Quando sono obbligatorie le scarpe infortunistiche?

Le scarpe infortunistiche rientrano tra gli indumenti obbligatori per alcune professioni; per questo è interessante capire quando e per quanto tempo è necessario indossarle e su chi ricade la responsabilità in caso di inadempimento o infortunio.

Quando sono obbligatorie le scarpe infortunistiche?

In alcune professioni e in determinate circostanze le scarpe infortunistiche sono obbligatorie: questo perché il datore di lavoro ha l’obbligo giuridico di prevenire gli infortuni dei suoi dipendenti con ogni mezzo.

In caso non adempisse a tale obbligo la responsabilità degli infortuni ricadrebbe in toto su di lui: pertanto gli è concesso di controllare che i suoi dipendenti indossino le misure di sicurezza e di provvedere a comportamenti negligenti.

Moltissime sono le categorie di lavoratori che devono adempiere a questo obbligo e sarà utile capire chi debba acquistare le scarpe antinfortunistiche, quanto tempo è necessario indossarle e quali sono le conseguenze in caso di inadempimento.

Documento di valutazione

Il datore di lavoro ha il dovere di analizzare tutti i possibili fattori di rischio e di evitare che si verifichino le circostanze in cui avvenga qualcosa ai lavoratori; inoltre deve stilare un documento di valutazione dei rischi previsto per legge e aggiornarlo periodicamente.

Il documento stilato dal datore di lavoro deve riportare tutti i mezzi adottati ai fini della protezione della salute e della sicurezza dei dipendenti. Ad aiutare il datore di lavoro nell’adempimento di tale obbligo interviene una figura di intervento e di consulenza: il responsabile del servizio di prevenzione e protezione.

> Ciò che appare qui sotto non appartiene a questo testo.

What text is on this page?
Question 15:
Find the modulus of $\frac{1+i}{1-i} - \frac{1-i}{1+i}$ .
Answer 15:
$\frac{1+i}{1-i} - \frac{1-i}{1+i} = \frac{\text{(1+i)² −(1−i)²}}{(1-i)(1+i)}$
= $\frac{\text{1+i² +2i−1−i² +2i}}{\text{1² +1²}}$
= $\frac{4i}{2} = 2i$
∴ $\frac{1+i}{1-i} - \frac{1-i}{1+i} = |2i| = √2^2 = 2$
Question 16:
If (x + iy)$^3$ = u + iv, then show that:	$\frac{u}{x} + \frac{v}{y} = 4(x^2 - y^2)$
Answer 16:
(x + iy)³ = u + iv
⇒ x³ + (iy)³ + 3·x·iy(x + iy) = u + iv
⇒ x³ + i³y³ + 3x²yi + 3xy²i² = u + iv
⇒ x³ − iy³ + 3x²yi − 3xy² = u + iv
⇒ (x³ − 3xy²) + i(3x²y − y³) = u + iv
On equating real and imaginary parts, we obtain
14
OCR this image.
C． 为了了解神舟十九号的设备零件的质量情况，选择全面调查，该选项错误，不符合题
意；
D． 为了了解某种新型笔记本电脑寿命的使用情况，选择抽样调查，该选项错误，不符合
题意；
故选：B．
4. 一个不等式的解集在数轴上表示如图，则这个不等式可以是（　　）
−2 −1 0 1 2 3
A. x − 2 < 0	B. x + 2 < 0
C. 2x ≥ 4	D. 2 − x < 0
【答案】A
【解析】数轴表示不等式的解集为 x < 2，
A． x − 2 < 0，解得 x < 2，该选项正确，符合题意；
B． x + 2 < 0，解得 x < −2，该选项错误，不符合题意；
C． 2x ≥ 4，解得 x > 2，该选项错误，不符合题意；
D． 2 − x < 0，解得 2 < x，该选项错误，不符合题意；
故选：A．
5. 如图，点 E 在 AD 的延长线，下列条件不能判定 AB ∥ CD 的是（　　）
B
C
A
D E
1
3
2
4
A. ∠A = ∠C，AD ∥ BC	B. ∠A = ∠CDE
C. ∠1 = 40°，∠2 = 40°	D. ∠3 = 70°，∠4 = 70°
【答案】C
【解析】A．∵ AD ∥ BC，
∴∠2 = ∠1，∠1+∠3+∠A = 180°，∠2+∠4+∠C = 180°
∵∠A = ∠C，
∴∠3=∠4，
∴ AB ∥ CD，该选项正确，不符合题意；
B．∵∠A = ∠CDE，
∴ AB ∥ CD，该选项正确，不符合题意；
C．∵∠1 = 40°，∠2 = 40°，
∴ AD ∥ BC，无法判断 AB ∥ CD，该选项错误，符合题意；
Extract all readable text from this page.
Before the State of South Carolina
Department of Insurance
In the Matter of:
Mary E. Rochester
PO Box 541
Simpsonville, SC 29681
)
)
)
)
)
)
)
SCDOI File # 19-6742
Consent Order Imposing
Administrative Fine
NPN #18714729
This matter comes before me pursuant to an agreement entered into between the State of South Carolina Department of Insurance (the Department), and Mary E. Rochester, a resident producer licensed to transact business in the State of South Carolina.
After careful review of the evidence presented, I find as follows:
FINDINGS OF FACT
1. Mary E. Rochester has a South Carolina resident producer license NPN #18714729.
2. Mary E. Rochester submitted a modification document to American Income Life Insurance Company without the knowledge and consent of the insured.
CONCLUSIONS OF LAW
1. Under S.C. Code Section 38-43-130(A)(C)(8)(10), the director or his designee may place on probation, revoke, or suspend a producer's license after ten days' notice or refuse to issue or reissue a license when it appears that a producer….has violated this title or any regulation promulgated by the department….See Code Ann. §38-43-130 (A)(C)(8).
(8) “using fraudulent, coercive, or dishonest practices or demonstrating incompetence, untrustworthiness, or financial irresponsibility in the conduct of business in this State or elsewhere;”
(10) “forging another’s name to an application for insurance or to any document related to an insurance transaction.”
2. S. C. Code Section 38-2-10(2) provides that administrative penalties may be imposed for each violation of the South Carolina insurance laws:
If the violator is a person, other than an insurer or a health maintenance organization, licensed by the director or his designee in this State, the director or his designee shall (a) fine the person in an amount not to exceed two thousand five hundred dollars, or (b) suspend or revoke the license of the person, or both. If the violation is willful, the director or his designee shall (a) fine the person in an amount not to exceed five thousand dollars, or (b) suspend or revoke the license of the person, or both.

Questo documento stilato dal capo e dal responsabile insieme è molto importante perché se al suo interno non è specificato l’obbligo di indossare le scarpe antinfortunistiche o qualsiasi altro indumento di tutela, la responsabilità di un qualsiasi infortunio non ricadrà sull’azienda.

Responsabilità penale

Certo è che il documento di valutazione è pur sempre uno scritto aziendale e potrebbe non essere del tutto oggettivo e completo: per questo è lasciata ai lavoratori la possibilità di contestarlo ricorrendo al parere del giudice per apportare delle modifiche significative in caso non si sentissero tutelati pienamente.

Ad esempio nel caso delle scarpe infortunistiche se il datore di lavoro lascia i dipendenti liberi di acquistarle, senza prevedere obblighi o sanzioni, il tribunale potrebbe dichiarare insufficiente il documento stilato in materia di protezione.

L’azienda a questo punto deve provvedere a sue spese all’acquisto delle scarpe; a questo punto tutte le responsabilità sono a suo carico e anche nel caso in cui si sia preoccupata di fornire le scarpe ai dipendenti ma questi non le indossino, la responsabilità penale ricadrebbe sempre sul datore di lavoro e sul responsabile per la sicurezza.

Per questo al datore viene dato uno strumento per non incorrere nei rischi derivanti dalla mancata adozione delle misure di prevenzione da parte dei dipendenti: il procedimento disciplinare.

In caso di recidiva di tale comportamento scorretto il datore di lavoro può procedere anche al licenziamento; mentre è illegittimo licenziare un lavoratore apportando il suddetto motivo nel caso in cui egli non possa indossare le scarpe antinfortunistiche per una malformazione al piede.

Durata

Di solito il tempo in cui è necessario indossare le scarpe antinfortunistiche coincide con l’orario lavorativo; nel caso in cui però il lavoratore è costretto a utilizzare questa strumentazione al di fuori di esso, secondo la giurisprudenza rientra nell’orario di lavoro anche questo tempo.

Queste ore indicate dal datore di lavoro come necessarie vanno retribuite a titolo di compenso per lavoro ordinario: il tempo in cui il dipendente indossa gli indumenti indicati vengono definite “tempo tuta” e vanno ricompensate regolarmente allo stesso modo del lavoro regolare.